The Deputy Minister said this is "a paradoxical phenomenon created by success, not a vulnerability of the Korean economy." The official said the situation should be judged based on the flow of supply and demand for foreign-currency funds and liquidity indicators rather than the exchange rate level itself, and added that excessive herding and volatility would be managed proactively.
The official also said the rise in interest rates is not something to view lightly. The Deputy Minister said the recent increase in rates is the result of concerns about global inflation driven by high oil prices, the possibility of a shift to tighter monetary policy in major countries, and expectations for benchmark rate hikes. The official said both approaches—either suppressing rate increases unconditionally or leaving high rates unattended—are dangerous.
On prices, the official said an exceptional response is needed. The Deputy Minister said all possible policy tools should be mobilized, including measures to stabilize energy prices and reforms of unfair market structures such as collusion, adding, "Relying on market functions alone is not enough."
The volatility of foreign funds was also cited as something to manage. The official said that since the scale of domestic assets held by foreigners has grown to an unprecedented level, a sudden movement of funds in the future could shock the foreign exchange and financial markets.

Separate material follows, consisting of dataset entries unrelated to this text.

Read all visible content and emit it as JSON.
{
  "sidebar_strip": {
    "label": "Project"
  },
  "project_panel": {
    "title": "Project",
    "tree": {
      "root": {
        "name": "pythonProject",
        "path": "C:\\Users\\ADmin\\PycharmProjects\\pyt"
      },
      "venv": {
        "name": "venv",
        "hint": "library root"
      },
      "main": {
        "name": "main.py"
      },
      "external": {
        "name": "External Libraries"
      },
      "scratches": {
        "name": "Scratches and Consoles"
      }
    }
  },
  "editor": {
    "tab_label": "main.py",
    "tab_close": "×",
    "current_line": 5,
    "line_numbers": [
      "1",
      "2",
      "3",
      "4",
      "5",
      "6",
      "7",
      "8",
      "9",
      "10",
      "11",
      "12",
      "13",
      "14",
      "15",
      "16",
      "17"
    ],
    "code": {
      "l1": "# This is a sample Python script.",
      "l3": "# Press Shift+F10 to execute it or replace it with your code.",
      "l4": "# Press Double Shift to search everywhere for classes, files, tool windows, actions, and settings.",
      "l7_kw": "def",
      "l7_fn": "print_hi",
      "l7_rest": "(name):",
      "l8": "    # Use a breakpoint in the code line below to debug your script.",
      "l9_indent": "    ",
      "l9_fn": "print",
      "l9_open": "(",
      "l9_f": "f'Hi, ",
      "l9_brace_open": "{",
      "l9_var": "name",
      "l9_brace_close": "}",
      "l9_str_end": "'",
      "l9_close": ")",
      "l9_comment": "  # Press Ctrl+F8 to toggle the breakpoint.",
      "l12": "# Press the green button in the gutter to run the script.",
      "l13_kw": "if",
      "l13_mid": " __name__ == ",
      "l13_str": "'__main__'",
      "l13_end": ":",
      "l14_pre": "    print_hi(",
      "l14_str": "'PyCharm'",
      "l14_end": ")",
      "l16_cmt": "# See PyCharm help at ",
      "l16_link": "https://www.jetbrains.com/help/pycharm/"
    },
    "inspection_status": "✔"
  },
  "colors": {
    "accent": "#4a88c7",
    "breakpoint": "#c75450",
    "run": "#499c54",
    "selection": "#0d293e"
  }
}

The Deputy Minister said that rather than the size of net worth or the level of the exchange rate, the persistence of current account surpluses and the stability of the foreign-currency funding market should be used as core management indicators. The official also presented expanding foreign exchange reserves and building liquidity backstops as new policy tasks.
As a structural buffer to respond to foreign fund volatility, the official cited expanding domestic stock ownership by residents. The idea is that expanding incentives to hold stocks—such as revitalizing retirement pensions and youth individual savings accounts (ISA)—can serve as key tools for managing external soundness.